Foundation didn’t see a racecourse until the beginning of August when taking a lowly Cl5 maiden at Haydock Park. Great strides forward have been taken since, winning a listed race, again at the Lancashire venue, and culminating in that impressive win in the Royal Lodge. Obviously out of the top drawer, he looks the one to beat.

The all conquering Hugo Palmer yard has a very interesting runner in Menghil Khan. He made a promising debut only four weeks ago where despite running green he finished third in a Newmarket maiden, and showed the benefit, when trotting up at Nottingham on soft ground over 1m 1/2f a fortnight later. He is very well bred, being by the first season sire, Lope De Vega ( winner of the French 2000gns and Derby) and out of a Danehill mare who is a half sister to two Group1 winners. He did seem to relish the soft ground at Nottingham so if a similar surface prevails at the weekend this 150,000gns yearling might just cap a ‘superb season for his highly talented trainer.

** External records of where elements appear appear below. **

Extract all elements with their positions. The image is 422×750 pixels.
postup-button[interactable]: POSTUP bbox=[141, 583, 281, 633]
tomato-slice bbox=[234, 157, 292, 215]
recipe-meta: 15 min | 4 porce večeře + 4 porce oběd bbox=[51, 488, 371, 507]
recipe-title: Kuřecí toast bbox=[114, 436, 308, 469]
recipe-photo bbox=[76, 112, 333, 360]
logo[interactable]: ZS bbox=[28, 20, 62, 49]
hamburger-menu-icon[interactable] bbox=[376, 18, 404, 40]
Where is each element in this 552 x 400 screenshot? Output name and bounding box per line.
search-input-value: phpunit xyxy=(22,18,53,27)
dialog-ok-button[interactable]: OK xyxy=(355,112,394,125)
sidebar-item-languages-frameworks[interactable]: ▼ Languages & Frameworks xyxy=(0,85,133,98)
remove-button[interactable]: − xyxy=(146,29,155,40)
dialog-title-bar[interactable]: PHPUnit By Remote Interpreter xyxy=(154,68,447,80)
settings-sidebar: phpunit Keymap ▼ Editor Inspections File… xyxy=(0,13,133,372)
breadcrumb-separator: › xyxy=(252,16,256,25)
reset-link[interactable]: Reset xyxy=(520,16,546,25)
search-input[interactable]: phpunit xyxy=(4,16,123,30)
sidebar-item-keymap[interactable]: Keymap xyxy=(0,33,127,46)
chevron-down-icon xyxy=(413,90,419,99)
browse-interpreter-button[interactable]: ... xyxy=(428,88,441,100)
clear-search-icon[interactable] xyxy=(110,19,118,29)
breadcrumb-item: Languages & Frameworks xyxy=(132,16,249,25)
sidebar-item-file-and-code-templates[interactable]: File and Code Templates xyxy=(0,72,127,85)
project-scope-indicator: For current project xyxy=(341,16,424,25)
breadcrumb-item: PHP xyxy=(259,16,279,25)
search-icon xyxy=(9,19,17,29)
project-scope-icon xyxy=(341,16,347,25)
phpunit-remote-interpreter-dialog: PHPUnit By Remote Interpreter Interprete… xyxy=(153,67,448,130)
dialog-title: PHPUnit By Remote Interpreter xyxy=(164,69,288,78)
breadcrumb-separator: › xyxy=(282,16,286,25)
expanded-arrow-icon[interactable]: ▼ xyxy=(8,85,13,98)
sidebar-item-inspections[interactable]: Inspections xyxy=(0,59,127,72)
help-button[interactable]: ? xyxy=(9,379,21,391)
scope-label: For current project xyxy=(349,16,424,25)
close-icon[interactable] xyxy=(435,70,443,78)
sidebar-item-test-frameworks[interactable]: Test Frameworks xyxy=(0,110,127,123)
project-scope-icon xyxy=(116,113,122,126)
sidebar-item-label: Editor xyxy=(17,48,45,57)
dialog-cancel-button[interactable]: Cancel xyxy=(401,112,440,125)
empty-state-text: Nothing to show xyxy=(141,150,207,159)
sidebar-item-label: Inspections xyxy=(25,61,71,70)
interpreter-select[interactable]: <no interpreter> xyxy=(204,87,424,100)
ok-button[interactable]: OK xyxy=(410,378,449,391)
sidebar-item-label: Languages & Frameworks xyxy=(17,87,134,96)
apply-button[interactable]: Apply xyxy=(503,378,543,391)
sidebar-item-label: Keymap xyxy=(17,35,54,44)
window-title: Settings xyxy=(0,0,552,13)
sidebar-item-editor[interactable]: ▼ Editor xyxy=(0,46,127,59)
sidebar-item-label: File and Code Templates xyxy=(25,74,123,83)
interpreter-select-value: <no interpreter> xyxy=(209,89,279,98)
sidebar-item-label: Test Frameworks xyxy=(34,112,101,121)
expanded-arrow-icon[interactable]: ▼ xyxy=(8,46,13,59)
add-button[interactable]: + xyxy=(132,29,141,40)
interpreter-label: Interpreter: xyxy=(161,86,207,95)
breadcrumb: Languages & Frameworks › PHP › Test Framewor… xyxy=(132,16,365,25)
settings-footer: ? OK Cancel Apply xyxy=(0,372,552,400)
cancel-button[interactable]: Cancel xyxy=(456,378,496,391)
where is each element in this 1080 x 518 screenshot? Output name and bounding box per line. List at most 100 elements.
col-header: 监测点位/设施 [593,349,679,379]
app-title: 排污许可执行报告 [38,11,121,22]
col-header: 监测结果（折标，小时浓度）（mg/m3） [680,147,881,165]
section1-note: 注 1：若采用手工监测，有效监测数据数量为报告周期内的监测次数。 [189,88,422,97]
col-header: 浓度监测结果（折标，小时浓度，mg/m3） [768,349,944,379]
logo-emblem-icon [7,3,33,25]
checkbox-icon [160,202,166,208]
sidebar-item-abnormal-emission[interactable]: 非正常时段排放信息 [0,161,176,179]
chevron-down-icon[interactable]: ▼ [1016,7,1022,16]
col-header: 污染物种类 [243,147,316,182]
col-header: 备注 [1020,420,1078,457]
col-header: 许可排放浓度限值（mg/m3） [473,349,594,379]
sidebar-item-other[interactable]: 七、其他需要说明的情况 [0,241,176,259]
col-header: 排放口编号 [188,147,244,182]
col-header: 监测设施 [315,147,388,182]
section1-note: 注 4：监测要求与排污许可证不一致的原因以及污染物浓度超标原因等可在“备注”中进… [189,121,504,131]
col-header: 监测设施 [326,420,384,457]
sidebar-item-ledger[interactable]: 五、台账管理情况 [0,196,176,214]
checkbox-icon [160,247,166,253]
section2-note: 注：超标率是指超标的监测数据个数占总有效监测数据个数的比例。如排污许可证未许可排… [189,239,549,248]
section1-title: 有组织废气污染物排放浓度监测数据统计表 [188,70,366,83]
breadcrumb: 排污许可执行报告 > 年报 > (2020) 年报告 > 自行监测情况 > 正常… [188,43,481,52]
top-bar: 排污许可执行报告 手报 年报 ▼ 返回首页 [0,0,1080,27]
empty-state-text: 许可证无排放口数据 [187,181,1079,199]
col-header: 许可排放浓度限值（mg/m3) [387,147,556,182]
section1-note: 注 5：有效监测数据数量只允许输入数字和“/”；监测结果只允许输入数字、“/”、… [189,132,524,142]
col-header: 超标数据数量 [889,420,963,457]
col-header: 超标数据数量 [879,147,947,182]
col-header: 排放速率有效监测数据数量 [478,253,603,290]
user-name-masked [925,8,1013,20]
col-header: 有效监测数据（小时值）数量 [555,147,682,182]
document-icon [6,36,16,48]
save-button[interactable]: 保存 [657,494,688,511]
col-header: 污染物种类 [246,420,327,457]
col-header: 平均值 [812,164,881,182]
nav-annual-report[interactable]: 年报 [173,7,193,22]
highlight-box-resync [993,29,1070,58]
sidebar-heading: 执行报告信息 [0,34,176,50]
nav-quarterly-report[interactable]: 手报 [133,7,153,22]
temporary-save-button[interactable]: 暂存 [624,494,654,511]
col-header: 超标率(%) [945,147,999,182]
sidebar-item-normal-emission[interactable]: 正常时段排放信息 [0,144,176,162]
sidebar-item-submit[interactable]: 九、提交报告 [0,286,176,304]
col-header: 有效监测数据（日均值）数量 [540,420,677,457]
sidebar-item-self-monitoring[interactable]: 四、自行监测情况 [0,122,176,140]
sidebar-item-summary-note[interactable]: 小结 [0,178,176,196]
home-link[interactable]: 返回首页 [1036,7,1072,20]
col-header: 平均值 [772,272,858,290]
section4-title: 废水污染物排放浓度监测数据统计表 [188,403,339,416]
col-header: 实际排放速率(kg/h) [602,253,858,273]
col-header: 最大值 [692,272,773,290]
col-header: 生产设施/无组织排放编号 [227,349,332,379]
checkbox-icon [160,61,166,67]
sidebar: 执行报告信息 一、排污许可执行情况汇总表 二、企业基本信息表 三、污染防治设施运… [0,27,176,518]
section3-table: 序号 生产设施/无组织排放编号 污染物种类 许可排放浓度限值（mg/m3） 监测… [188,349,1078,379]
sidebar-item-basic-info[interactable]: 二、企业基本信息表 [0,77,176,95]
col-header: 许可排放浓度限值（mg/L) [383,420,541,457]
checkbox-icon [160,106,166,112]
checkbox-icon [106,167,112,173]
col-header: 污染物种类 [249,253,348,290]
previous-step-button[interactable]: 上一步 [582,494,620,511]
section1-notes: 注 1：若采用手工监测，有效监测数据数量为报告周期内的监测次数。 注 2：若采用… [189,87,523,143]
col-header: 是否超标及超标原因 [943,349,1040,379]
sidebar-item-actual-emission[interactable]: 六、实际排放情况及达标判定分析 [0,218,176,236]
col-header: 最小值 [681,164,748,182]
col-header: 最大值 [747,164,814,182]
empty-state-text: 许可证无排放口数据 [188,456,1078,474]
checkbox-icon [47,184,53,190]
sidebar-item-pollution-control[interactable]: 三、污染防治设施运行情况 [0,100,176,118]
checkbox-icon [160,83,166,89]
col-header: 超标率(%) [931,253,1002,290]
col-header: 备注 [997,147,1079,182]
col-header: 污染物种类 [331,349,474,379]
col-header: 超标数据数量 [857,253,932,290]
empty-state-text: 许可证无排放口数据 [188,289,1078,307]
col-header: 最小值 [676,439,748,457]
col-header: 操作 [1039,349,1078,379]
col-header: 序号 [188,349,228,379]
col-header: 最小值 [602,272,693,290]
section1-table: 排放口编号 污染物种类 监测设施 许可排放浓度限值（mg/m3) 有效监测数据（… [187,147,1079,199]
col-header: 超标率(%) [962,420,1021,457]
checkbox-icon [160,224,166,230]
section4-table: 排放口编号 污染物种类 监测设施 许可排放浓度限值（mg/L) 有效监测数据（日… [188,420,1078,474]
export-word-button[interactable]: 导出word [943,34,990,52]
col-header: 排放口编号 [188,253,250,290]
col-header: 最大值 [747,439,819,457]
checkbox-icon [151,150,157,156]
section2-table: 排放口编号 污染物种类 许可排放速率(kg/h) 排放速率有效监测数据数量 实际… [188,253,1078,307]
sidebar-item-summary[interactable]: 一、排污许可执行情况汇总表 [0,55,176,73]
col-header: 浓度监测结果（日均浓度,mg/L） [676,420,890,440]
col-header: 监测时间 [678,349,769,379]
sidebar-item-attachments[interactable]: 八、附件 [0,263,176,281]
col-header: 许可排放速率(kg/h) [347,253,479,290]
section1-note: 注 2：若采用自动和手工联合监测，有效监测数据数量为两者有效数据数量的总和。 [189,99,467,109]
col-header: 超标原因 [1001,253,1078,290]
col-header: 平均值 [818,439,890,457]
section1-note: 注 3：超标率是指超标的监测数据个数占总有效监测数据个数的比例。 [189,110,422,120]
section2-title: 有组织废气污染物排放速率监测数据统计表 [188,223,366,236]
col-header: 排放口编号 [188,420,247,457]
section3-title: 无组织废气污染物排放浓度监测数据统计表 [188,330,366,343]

The penny seemed to drop late on in the group1 Prix Jean-Luc Lagardere on “Arc” day for another O’Brien blue blood, Shogun. Having been pushed along in midfield for most of the race he seemed to get the message late on and finished with a flourish, and despite coming sixth, was only 1 1/2L behind the winner. By the Australian stallion Fastnet Rock, who is doing so well with his European runners, and out of a Galileo mare who was second in the Group2 1m6 1/2f Parkhill stakes he is another who could be well suited by Saturday’s contest and is one to keep on the right side of.